Everton are still alive, but hope is fading fast.
The Toffees avoided what would likely have been a terminal defeat against Leicester on Monday but the failure to win means they remain in the relegation zone and so their fate, in theory, is now out of their own hands.
They now face two huge tests against high-flying Brighton and champions-elect Manchester City. If as expected, they lose both games then they will likely need to win against Wolves and Bournemouth in their final two games and hope other results go their way to have any chance of staying up.
Leeds lost at Manchester City on Saturday but the narrow 2-1 defeat means their goal difference has not taken the hit many had hoped for. With Leicester travelling to Fulham in the early kick-off before Nottingham Forest play Southampton in the late game, it feels like Monday could be a pivotal day in the relegation battle, with Everton potentially cut adrift if results conspire against them.

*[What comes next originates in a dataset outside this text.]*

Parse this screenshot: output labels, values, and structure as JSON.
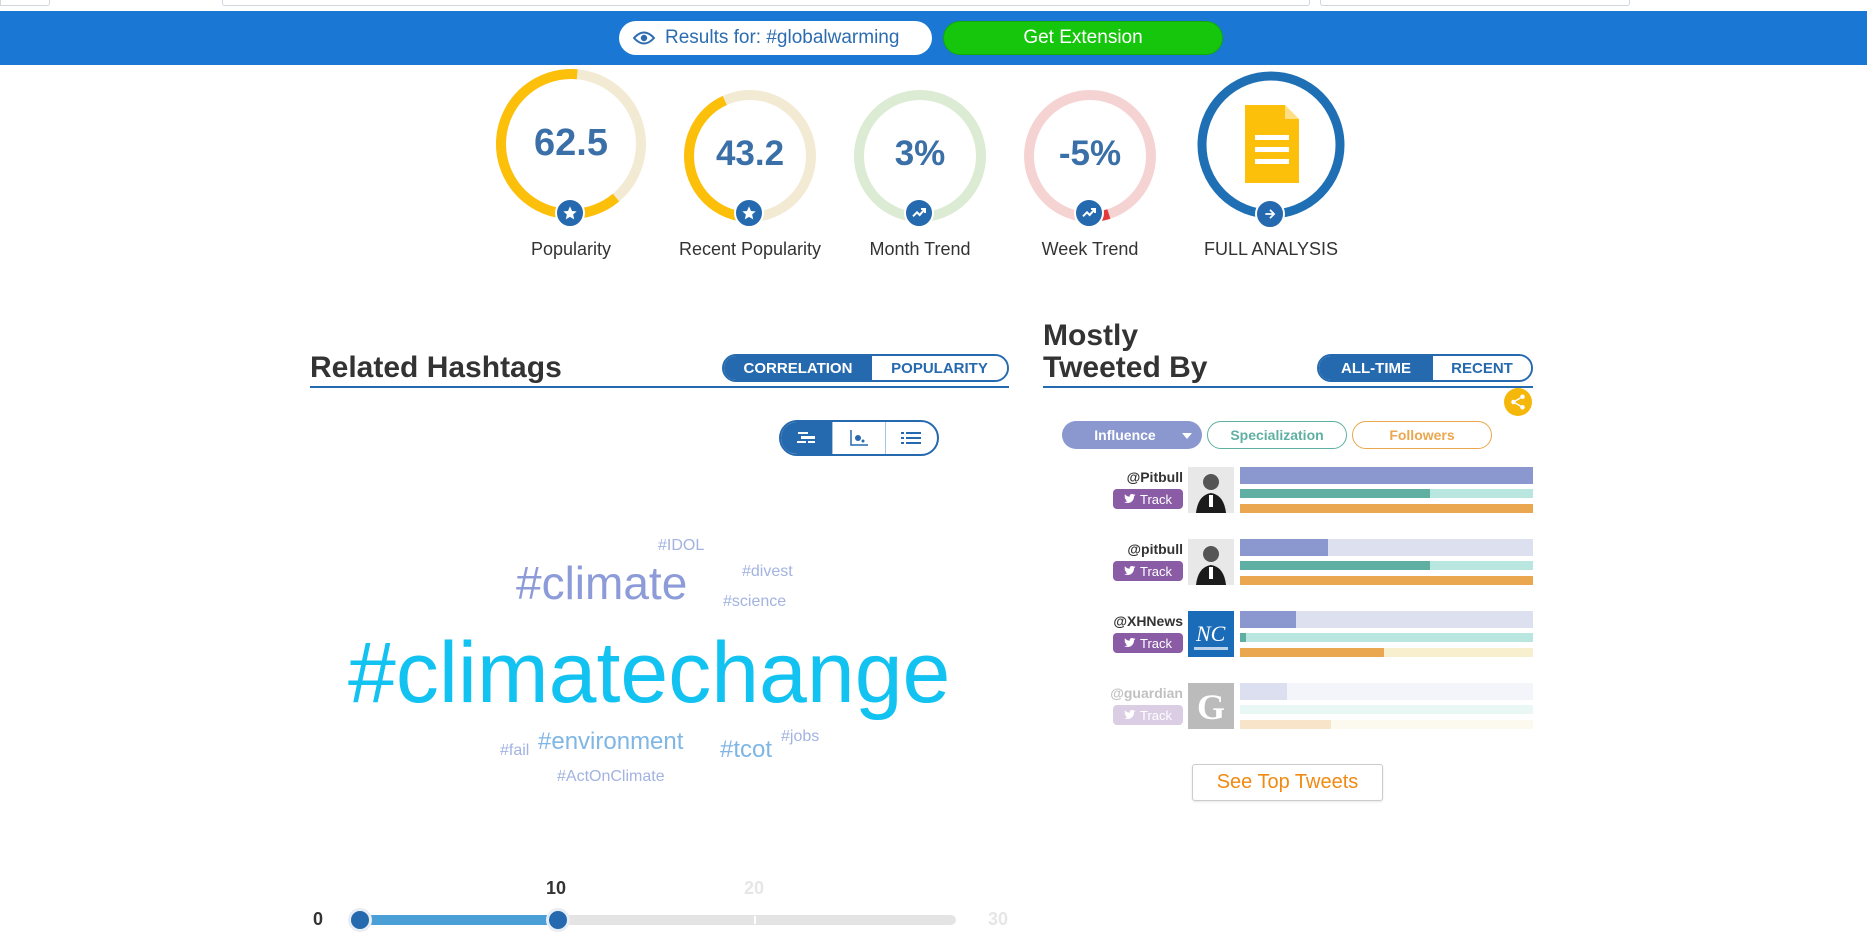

Defensively they still look vulnerable. The continued selection of Michael Keane seems baffling given his poor recent performances. But as a confidence player we just have to hope the rock-solid backing of his manager will give him the requisite boost to rediscover his form.
The loss of Seamus Coleman is also a blow, though thankfully it seems like he has avoided serious injury. The sight of the Irishman whipping up the away crowd as he was being carried off the pitch on a stretcher summed up his selfless leadership. Let’s hope we are still a Premier League team when he returns.
Reasons to be optimistic? Well for large periods against Leicester they played very well, particularly offensively.
They created 23 chances, 18 of which came in the box, scored two goals and should have had a lot more. Dominic Calvert-Lewin, who slotted the early penalty, also looks as fit as he has done at any time in the last two years.
The team looks so much more effective with a focal point upfront, highlighting the crippling failure of the board to not bring in a back-up to Calvert-Lewin during the summer or winter transfer windows.
But for now, we still have hope.
Brighton are quite rightly receiving plenty of plaudits as they enjoy a wonderful season built on rock-solid foundations.
The Seagulls are a model club, a unified force from top to bottom with a clear vision and strategy. Basically everything Everton have not been over the last few years.
They are always two, even three steps with their recruitment, meaning they can sell of star players for big money and their replacement is ready to step off the conveyor belt.
It is the same with managers, with Roberto di Zerbi maintaining their upward trajectory following the departure of Graham Potter. If anything he has made them better, making them much more of an attacking until playing some mesmerising football at times.
They were desperately unlucky to lose to Manchester United on penalties but a place in Europe next season is very much on after they beat the same opposition in the league last week.
Everton won the reverse fixture at the start of last season but that feels a lifetime ago given the traumatic 21 months we have endured since.
This has the potential to be an extremely uncomfortable evening for the Toffees on the south coast.
Everton 1-4 Brighton, 3 January 2023
The death throes of the Frank Lampard era were on show at Goodison Park in early January as Everton were well and truly ripped apart by Brighton, with goals from Kaoru Mitoma, Evan Ferguson, Solly March and Pascal Gross.
Amadou Onana is in contention to start at the Amex Stadium after he was only well enough for the bench against Leicester because if illness.
Seamus Coleman has avoided an ACL injury after he was carried off on a stretcher against the Foxes, though he is unlikely to play again this season.
Ben Godfrey is also sidelined with a groin problem so Nathan Patterson is set to start at right back.
Andros Townsend and Ruben Vinagre are unlikely to feature again this campaign.
What they said
Everton manager Sean Dyche: “It was good to see some of the messages from myself and coaching staff being delivered by the players,.
“It reaffirms to them that we are on the right track. I know we aren’t in the league table, but there was a lot of good in that performance. It showed a lot of the work we have been putting in.
“We didn’t get the full reward in terms of the three points, but we got the reward in terms of the feel-good factor from the performance. And rightfully so I thought. It’s not easy on the road or in the Premier League, full stop. But on the road, definitely not.”
Brighton boss Roberto di Zerbi: “It will be a very, very tough game because they are a strong team. But we want to achieve our target and I think it is clear for everybody that we are fighting big teams like Tottenham, Aston Villa and Liverpool for a place in Europe. But at the moment I think we deserve to finish there.
“It is a different situation to when we won at Everton [in January]. It was a different team and in the last part of the season the last games are always more difficult, more tough.”
Everton’s renewed attacking intent against Leicester gives me confidence, though I’m also aware this Brighton side has the potential to dismantle the Toffees defence at the other end. But with games running out and wins needed rather than draws, maybe it is time to start fighting fire with fire.